A minimal R MLproject like dhis2-chap/minimalist_example_r:

name: minimalist_r
renv_env: renv.lock
entry_points:
  train:
    parameters:
      train_data: path
      model: str
    command: "Rscript train.r {train_data} {model}"
  predict:
    parameters:
      historic_data: path
      future_data: path
      model: str
      out_file: path
    command: "Rscript predict.r {model} {historic_data} {future_data} {out_file}"

...becomes a service that accepts POST /api/v1/ml/$train (with your CSV as a DataFrame payload), runs Rscript train.r data.csv model in an isolated workspace, and stores the resulting workspace as an artifact. Predict works the same way, re-entering the training workspace.


Canonical Parameter Mapping

chapkit mlproject run recognises the canonical MLproject parameter names used across chap-core-compatible models. Each is substituted with a fixed filename that matches chapkit's ShellModelRunner workspace layout:

MLproject parameter Substitutes to Notes
train_data data.csv Training data CSV written by chapkit
historic_data historic.csv Historic data CSV during predict
future_data future.csv Future-period data CSV during predict
out_file predictions.csv Where your script writes predictions
model model Literal path; your script saves to and loads from it. The file (or directory) persists across train → predict via workspace copy.
model_config config.yml Config YAML chapkit writes from user_options + prediction_periods
polygons geo.json Optional GeoJSON for spatial models

These names are the lingua franca used by chap-core (chap_core/runners/command_line_runner.py) so any MLproject that already runs under chap-core is expected to run under chapkit mlproject run without change.

Overriding the Map

If your MLproject uses a non-canonical placeholder (e.g. {dataset}), provide an override at launch:

chapkit mlproject run . --param dataset=data.csv

The --param NAME=FILENAME flag is repeatable. Overrides win over the canonical map, which lets you re-point {model} or any other parameter if your scripts expect a different filename.


Dynamic Config from user_options

MLproject user_options become typed fields on a chapkit BaseConfig subclass, generated at startup with pydantic.create_model. Given:

name: ewars_template
user_options:
  n_lags:
    type: integer
    default: 3
    description: Number of lags to include in the model.
  precision:
    type: number
    default: 0.01
    description: Prior on the precision of fixed effects.

chapkit mlproject run builds an ewars_templateConfig with n_lags: int = 3, precision: float = 0.01, and the standard prediction_periods: int = 3 injected automatically.

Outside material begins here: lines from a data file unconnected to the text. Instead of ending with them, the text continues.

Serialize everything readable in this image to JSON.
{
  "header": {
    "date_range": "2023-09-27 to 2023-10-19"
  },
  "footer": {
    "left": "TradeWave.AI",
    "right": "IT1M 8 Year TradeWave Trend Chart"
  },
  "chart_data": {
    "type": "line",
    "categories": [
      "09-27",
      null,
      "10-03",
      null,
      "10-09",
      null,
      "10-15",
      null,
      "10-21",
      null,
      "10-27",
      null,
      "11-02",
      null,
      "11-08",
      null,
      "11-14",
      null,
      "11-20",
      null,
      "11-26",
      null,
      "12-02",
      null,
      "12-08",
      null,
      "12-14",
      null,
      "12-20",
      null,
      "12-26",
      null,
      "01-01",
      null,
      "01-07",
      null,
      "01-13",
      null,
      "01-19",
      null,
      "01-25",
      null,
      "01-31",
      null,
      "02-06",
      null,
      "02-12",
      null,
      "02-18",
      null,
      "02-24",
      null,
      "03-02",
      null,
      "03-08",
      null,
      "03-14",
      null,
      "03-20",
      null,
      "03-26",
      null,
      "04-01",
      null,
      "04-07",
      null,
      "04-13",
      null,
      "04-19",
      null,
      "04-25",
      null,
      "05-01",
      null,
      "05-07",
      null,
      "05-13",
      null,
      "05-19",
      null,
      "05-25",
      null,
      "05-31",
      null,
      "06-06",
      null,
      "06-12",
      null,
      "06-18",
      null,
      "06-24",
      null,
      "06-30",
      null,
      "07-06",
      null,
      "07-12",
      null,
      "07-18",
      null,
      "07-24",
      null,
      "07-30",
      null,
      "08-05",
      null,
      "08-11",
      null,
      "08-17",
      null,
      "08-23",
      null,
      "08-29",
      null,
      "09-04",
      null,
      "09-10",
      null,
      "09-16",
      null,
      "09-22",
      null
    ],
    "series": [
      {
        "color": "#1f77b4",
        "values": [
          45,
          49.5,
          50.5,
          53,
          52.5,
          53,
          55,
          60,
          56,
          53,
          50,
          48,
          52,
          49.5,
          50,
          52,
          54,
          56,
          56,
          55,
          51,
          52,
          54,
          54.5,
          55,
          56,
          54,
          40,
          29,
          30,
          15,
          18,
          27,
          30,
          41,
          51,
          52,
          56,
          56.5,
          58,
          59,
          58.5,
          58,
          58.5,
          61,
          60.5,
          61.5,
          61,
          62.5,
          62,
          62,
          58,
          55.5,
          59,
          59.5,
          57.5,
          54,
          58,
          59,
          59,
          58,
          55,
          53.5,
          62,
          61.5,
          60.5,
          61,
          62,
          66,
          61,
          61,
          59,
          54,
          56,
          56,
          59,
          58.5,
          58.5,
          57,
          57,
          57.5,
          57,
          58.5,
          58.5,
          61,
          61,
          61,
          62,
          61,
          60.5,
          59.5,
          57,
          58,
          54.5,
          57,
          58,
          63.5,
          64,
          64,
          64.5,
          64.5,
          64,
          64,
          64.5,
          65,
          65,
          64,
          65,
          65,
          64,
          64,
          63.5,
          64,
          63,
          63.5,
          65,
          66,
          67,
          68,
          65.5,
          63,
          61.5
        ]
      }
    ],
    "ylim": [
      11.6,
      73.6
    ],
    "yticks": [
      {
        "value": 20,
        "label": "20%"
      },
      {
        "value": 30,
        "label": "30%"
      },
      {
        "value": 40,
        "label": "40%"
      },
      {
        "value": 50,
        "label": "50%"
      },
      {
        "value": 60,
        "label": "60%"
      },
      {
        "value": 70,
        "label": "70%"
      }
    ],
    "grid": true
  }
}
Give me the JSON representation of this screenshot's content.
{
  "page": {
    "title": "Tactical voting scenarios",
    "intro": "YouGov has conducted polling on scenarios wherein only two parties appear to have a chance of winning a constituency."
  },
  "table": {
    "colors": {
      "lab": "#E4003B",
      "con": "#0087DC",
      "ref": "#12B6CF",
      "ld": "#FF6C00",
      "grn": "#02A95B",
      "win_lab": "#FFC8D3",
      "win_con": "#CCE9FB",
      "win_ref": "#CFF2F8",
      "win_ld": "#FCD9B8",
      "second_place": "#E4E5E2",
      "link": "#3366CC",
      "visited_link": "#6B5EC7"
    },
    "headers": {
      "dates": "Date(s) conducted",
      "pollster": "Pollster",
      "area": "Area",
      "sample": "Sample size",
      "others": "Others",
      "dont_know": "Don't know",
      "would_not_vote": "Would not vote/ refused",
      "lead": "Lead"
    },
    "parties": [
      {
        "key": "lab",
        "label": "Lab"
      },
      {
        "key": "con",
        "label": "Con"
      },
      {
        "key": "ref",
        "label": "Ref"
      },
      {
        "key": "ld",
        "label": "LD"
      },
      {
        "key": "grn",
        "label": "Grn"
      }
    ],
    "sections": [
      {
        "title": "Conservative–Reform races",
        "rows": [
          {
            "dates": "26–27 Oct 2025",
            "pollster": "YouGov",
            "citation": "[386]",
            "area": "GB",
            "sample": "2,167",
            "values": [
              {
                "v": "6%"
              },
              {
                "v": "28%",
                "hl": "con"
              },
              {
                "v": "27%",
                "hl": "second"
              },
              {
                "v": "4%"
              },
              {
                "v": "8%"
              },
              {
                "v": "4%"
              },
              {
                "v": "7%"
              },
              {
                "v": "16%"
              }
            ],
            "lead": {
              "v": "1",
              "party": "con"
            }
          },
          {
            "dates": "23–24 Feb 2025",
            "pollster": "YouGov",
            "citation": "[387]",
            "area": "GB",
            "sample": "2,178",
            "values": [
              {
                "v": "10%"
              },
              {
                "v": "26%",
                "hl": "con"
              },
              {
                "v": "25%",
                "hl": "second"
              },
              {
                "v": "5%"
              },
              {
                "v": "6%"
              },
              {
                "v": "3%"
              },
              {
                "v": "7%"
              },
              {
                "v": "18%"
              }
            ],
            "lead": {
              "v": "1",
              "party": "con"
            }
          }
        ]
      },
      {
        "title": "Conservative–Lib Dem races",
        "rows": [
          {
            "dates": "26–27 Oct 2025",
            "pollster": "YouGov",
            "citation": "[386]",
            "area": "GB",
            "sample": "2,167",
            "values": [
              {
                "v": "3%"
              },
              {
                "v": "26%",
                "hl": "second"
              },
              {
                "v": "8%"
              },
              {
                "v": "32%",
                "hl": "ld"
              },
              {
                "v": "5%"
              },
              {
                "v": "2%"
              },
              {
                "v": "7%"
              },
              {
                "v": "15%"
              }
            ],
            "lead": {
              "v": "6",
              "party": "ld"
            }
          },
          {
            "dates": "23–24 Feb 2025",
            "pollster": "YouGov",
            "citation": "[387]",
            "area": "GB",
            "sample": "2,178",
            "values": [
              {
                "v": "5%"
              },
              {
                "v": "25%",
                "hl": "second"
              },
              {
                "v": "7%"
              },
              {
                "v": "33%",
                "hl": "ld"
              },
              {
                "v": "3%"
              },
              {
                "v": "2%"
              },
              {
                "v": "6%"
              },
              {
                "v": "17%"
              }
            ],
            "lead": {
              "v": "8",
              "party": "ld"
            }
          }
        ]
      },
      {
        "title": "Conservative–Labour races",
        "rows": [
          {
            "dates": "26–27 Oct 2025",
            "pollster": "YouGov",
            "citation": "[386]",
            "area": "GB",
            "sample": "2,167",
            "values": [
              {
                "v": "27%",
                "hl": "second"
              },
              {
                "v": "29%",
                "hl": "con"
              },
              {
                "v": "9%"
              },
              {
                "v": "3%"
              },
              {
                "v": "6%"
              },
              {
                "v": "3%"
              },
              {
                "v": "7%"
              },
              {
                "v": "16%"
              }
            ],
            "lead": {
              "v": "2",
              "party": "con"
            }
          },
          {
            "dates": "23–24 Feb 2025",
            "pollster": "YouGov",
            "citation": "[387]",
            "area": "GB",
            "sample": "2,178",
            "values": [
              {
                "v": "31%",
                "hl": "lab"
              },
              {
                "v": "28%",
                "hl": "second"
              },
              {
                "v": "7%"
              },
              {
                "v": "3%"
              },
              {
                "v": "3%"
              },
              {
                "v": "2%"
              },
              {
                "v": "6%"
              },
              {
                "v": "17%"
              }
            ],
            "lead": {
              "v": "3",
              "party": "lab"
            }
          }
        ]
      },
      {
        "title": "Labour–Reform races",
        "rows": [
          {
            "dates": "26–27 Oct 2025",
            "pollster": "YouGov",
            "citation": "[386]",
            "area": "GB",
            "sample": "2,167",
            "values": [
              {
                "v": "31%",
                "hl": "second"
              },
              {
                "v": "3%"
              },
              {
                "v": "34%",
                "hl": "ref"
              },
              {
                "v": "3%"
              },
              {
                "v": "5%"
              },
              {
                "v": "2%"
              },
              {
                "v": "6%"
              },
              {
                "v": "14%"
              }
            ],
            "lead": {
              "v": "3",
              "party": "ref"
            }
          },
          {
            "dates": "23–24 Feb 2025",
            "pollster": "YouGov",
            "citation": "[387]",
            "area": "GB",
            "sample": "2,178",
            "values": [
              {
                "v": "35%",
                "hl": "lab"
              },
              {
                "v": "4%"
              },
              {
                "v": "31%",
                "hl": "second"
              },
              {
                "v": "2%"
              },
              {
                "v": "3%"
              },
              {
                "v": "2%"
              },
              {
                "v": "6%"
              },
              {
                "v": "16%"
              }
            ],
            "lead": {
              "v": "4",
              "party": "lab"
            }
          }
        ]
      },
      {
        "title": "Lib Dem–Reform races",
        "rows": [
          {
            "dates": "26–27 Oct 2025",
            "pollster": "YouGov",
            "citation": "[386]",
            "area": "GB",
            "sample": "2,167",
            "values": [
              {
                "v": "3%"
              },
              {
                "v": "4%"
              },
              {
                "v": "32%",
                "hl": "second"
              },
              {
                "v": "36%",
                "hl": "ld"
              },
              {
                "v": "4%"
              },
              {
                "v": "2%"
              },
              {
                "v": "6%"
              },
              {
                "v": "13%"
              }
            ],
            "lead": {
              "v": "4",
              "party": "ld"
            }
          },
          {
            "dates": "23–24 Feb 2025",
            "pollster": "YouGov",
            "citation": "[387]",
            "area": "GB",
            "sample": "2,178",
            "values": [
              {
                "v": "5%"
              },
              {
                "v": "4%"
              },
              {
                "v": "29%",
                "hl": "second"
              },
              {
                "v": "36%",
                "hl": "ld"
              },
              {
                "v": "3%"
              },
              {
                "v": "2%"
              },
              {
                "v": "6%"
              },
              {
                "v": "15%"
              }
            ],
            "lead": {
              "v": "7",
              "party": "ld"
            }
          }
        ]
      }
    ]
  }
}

Scripts read these values from config.yml, which chapkit writes to the workspace root before invoking your train/predict command.

Supported type values: integer/int, number/float, string/str, boolean/bool, path (treated as string). Unknown types fall back to str. Options without a default become required fields.


Environment Hints

If your MLproject declares a runtime environment (docker_env, renv_env, python_env, uv_env, conda_env), chapkit mlproject run warns about it on startup but does not auto-activate it:

WARNING: chapkit mlproject run does not auto-activate environments.
  - uv_env: pyproject.toml
Activate the right runtime (R/renv, conda, Docker image, etc.) before launching
chapkit mlproject run, or invoke chapkit mlproject run from inside it.

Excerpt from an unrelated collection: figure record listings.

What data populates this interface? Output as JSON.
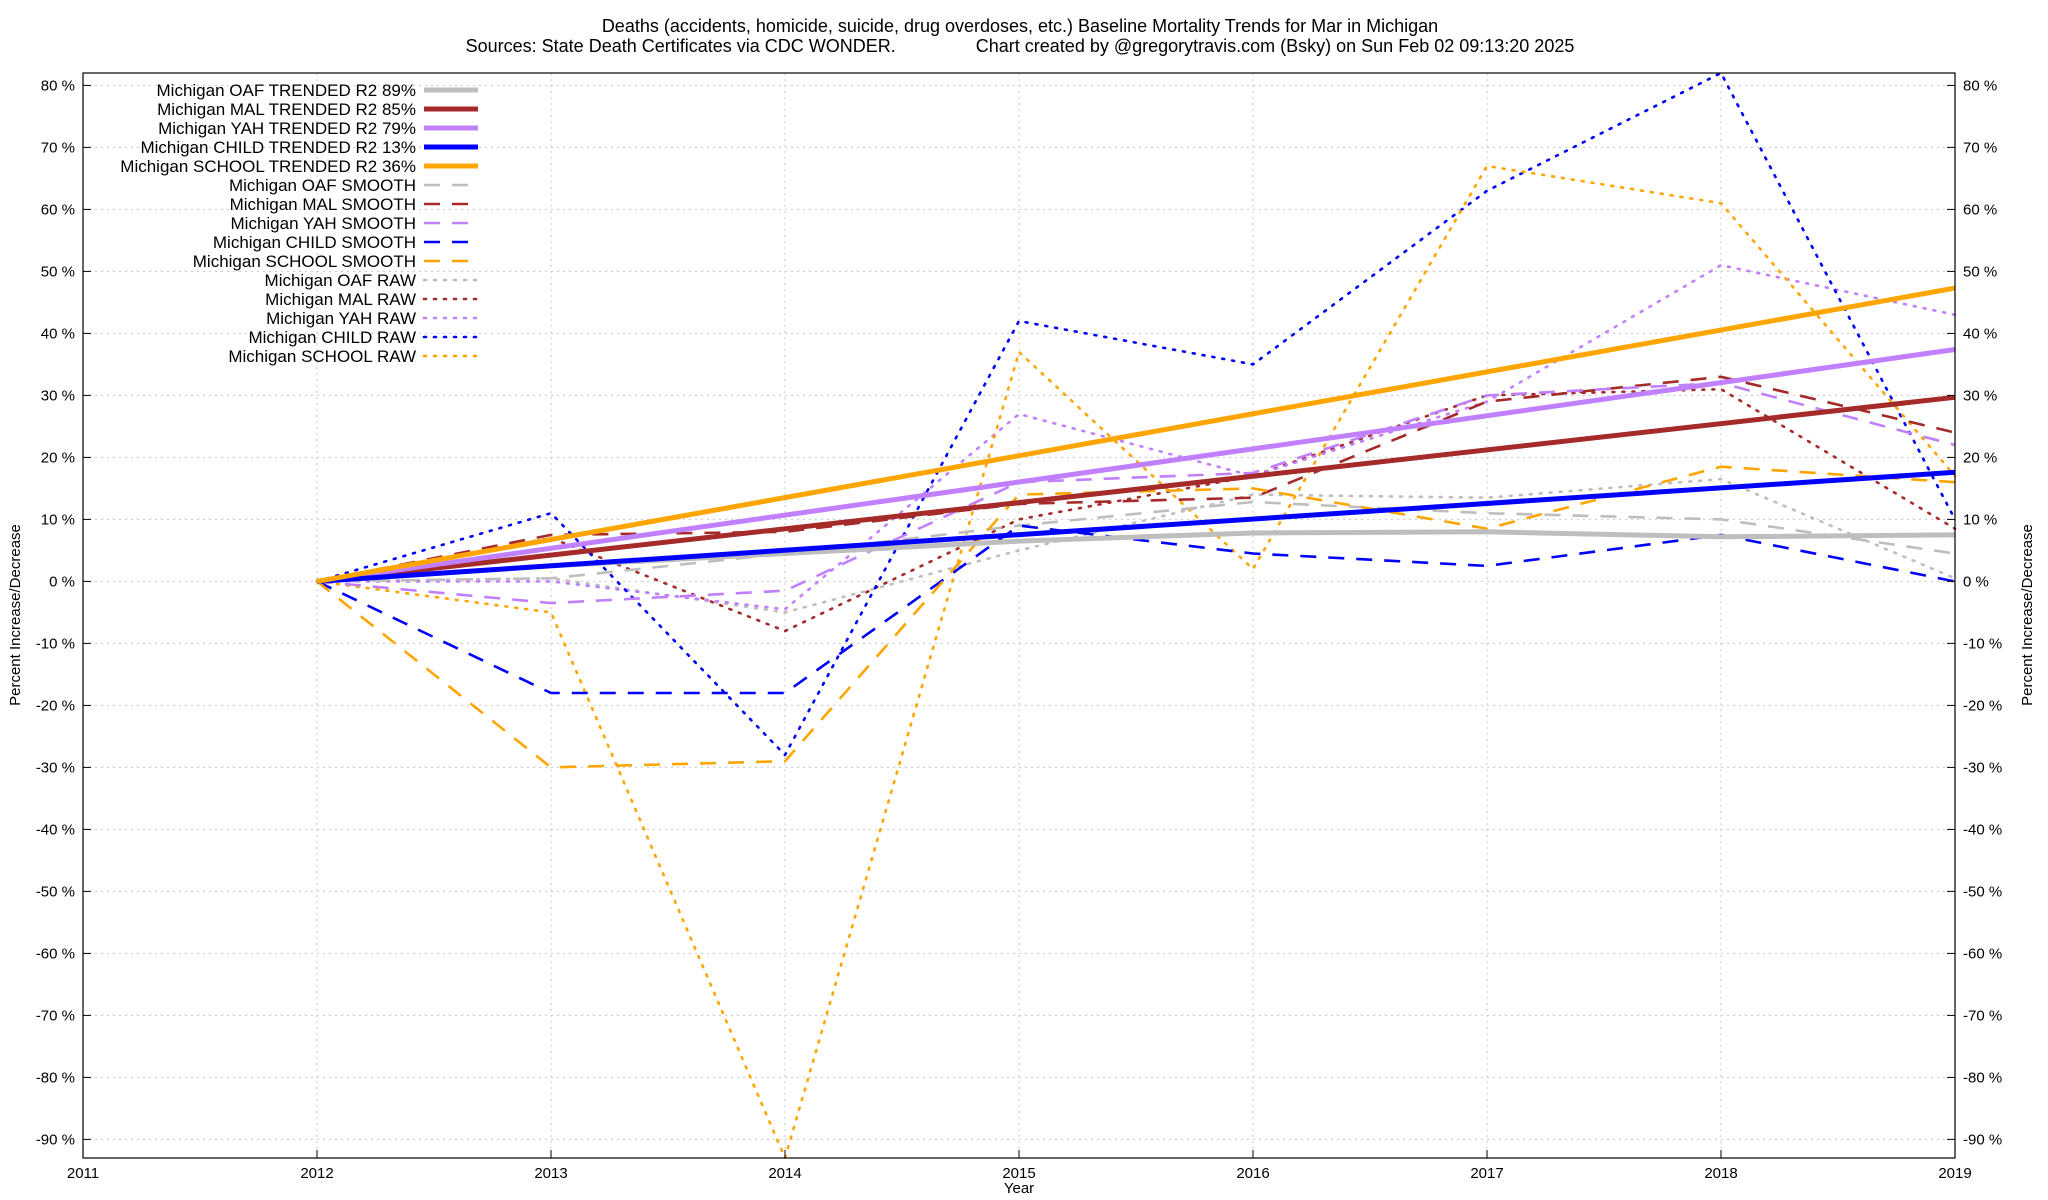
{
  "chart_data": {
    "type": "line",
    "title_lines": [
      "Deaths (accidents, homicide, suicide, drug overdoses, etc.)  Baseline Mortality Trends for Mar in Michigan",
      "Sources: State Death Certificates via CDC WONDER.                Chart created by @gregorytravis.com (Bsky) on Sun Feb 02 09:13:20 2025"
    ],
    "xlabel": "Year",
    "ylabel_left": "Percent Increase/Decrease",
    "ylabel_right": "Percent Increase/Decrease",
    "xlim": [
      2011,
      2019
    ],
    "ylim": [
      -93,
      82
    ],
    "x_ticks": [
      2011,
      2012,
      2013,
      2014,
      2015,
      2016,
      2017,
      2018,
      2019
    ],
    "y_ticks": [
      -90,
      -80,
      -70,
      -60,
      -50,
      -40,
      -30,
      -20,
      -10,
      0,
      10,
      20,
      30,
      40,
      50,
      60,
      70,
      80
    ],
    "y_tick_labels": [
      "-90 %",
      "-80 %",
      "-70 %",
      "-60 %",
      "-50 %",
      "-40 %",
      "-30 %",
      "-20 %",
      "-10 %",
      "0 %",
      "10 %",
      "20 %",
      "30 %",
      "40 %",
      "50 %",
      "60 %",
      "70 %",
      "80 %"
    ],
    "grid": true,
    "legend_position": "top-left",
    "series": [
      {
        "name": "Michigan OAF TRENDED R2  89%",
        "style": "solid",
        "color": "#bebebe",
        "x": [
          2012,
          2013,
          2014,
          2015,
          2016,
          2017,
          2018,
          2019
        ],
        "values": [
          0,
          2.5,
          4.5,
          6.5,
          7.8,
          8.0,
          7.2,
          7.5
        ]
      },
      {
        "name": "Michigan MAL TRENDED R2  85%",
        "style": "solid",
        "color": "#a52a2a",
        "x": [
          2012,
          2019
        ],
        "values": [
          0,
          29.7
        ]
      },
      {
        "name": "Michigan YAH TRENDED R2  79%",
        "style": "solid",
        "color": "#c080ff",
        "x": [
          2012,
          2019
        ],
        "values": [
          0,
          37.4
        ]
      },
      {
        "name": "Michigan CHILD TRENDED R2  13%",
        "style": "solid",
        "color": "#0000ff",
        "x": [
          2012,
          2019
        ],
        "values": [
          0,
          17.6
        ]
      },
      {
        "name": "Michigan SCHOOL TRENDED R2  36%",
        "style": "solid",
        "color": "#ffa500",
        "x": [
          2012,
          2019
        ],
        "values": [
          0,
          47.3
        ]
      },
      {
        "name": "Michigan OAF SMOOTH",
        "style": "dashed",
        "color": "#bebebe",
        "x": [
          2012,
          2013,
          2014,
          2015,
          2016,
          2017,
          2018,
          2019
        ],
        "values": [
          0,
          0.5,
          4.5,
          9.0,
          12.8,
          11.0,
          10.0,
          4.5
        ]
      },
      {
        "name": "Michigan MAL SMOOTH",
        "style": "dashed",
        "color": "#a52a2a",
        "x": [
          2012,
          2013,
          2014,
          2015,
          2016,
          2017,
          2018,
          2019
        ],
        "values": [
          0,
          7.5,
          8.0,
          12.5,
          13.5,
          29.0,
          33.0,
          24.0
        ]
      },
      {
        "name": "Michigan YAH SMOOTH",
        "style": "dashed",
        "color": "#c080ff",
        "x": [
          2012,
          2013,
          2014,
          2015,
          2016,
          2017,
          2018,
          2019
        ],
        "values": [
          0,
          -3.5,
          -1.5,
          16.0,
          17.5,
          30.0,
          32.0,
          22.0
        ]
      },
      {
        "name": "Michigan CHILD SMOOTH",
        "style": "dashed",
        "color": "#0000ff",
        "x": [
          2012,
          2013,
          2014,
          2015,
          2016,
          2017,
          2018,
          2019
        ],
        "values": [
          0,
          -18.0,
          -18.0,
          9.0,
          4.5,
          2.5,
          7.5,
          0.0
        ]
      },
      {
        "name": "Michigan SCHOOL SMOOTH",
        "style": "dashed",
        "color": "#ffa500",
        "x": [
          2012,
          2013,
          2014,
          2015,
          2016,
          2017,
          2018,
          2019
        ],
        "values": [
          0,
          -30.0,
          -29.0,
          14.0,
          15.0,
          8.5,
          18.5,
          16.0
        ]
      },
      {
        "name": "Michigan OAF RAW",
        "style": "dotted",
        "color": "#bebebe",
        "x": [
          2012,
          2013,
          2014,
          2015,
          2016,
          2017,
          2018,
          2019
        ],
        "values": [
          0,
          0.5,
          -5.0,
          5.0,
          14.0,
          13.5,
          16.5,
          0.5
        ]
      },
      {
        "name": "Michigan MAL RAW",
        "style": "dotted",
        "color": "#a52a2a",
        "x": [
          2012,
          2013,
          2014,
          2015,
          2016,
          2017,
          2018,
          2019
        ],
        "values": [
          0,
          7.0,
          -8.0,
          10.0,
          17.0,
          30.0,
          31.0,
          8.5
        ]
      },
      {
        "name": "Michigan YAH RAW",
        "style": "dotted",
        "color": "#c080ff",
        "x": [
          2012,
          2013,
          2014,
          2015,
          2016,
          2017,
          2018,
          2019
        ],
        "values": [
          0,
          0.0,
          -4.5,
          27.0,
          17.0,
          29.0,
          51.0,
          43.0
        ]
      },
      {
        "name": "Michigan CHILD RAW",
        "style": "dotted",
        "color": "#0000ff",
        "x": [
          2012,
          2013,
          2014,
          2015,
          2016,
          2017,
          2018,
          2019
        ],
        "values": [
          0,
          11.0,
          -28.0,
          42.0,
          35.0,
          63.0,
          82.0,
          10.0
        ]
      },
      {
        "name": "Michigan SCHOOL RAW",
        "style": "dotted",
        "color": "#ffa500",
        "x": [
          2012,
          2013,
          2014,
          2015,
          2016,
          2017,
          2018,
          2019
        ],
        "values": [
          0,
          -5.0,
          -93.0,
          37.0,
          2.0,
          67.0,
          61.0,
          17.0
        ]
      }
    ]
  }
}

Because chapkit mlproject run shells out python ... / Rscript ... via ShellModelRunner, the subprocess inherits whatever is on PATH at launch time. Invoking the chapkit entry point directly (e.g. ./.venv/bin/chapkit mlproject run .) does not put .venv/bin on subprocess PATH, so import pandas (or similar) will fail.

Recommended invocations:

  • Python MLproject: uv run chapkit mlproject run . (preferred) or source .venv/bin/activate && chapkit mlproject run .
  • R MLproject: run chapkit mlproject run . from inside an R-capable container or an renv-activated shell.

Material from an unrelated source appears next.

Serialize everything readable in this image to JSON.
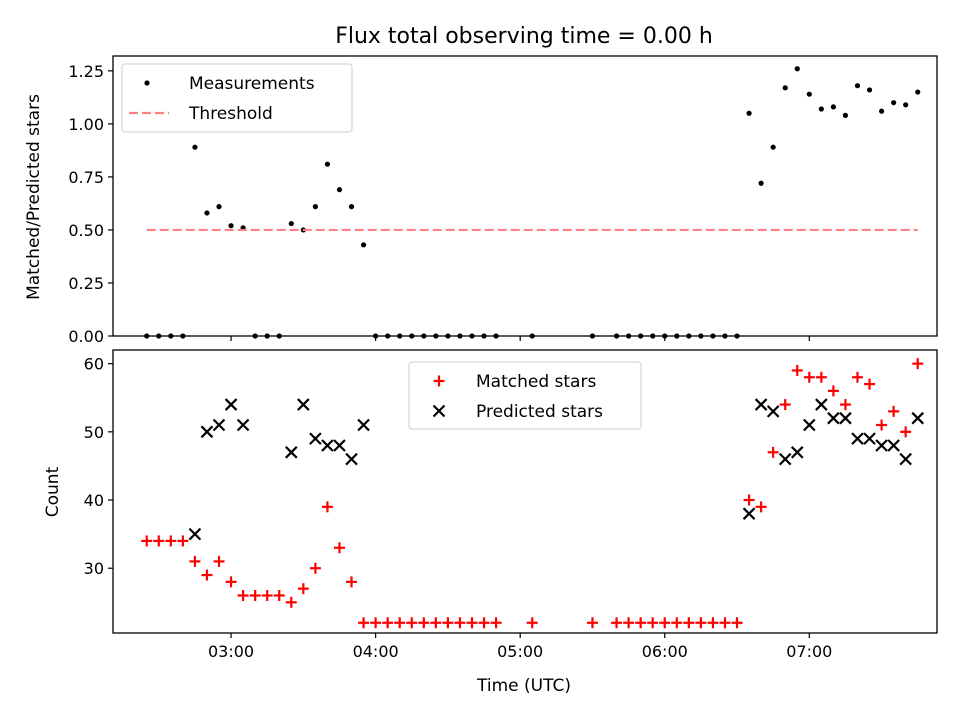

The published container images (below) set PATH correctly so this is a non-issue there.


Running in a Container

The Dockerfiles and publish workflow live in the companion dhis2-chap/chapkit-images repo so image builds don't block chapkit's own CI. Two variants are published per language flavour:

  • chapkit-py / chapkit-r / chapkit-r-tidyverse / chapkit-r-inla — runtime base only (Python+uv, plus the R toolchain / R + tidyverse / R + INLA where relevant). Chapkit is not installed. Use these as the FROM for your own Dockerfile when your project's pyproject.toml already pins chapkit and a uv sync step installs it. This is what chapkit init and chapkit mlproject migrate produce. See the deployment guide for that flow.
  • chapkit-py-cli / chapkit-r-cli / chapkit-r-tidyverse-cli / chapkit-r-inla-cli — same runtime base, with chapkit pre-installed. Use these for the "no local chapkit needed" workflow: docker run an MLproject directly via the bundled chapkit run . CMD, or invoke any other chapkit subcommand (e.g. chapkit mlproject migrate) without installing chapkit on the host.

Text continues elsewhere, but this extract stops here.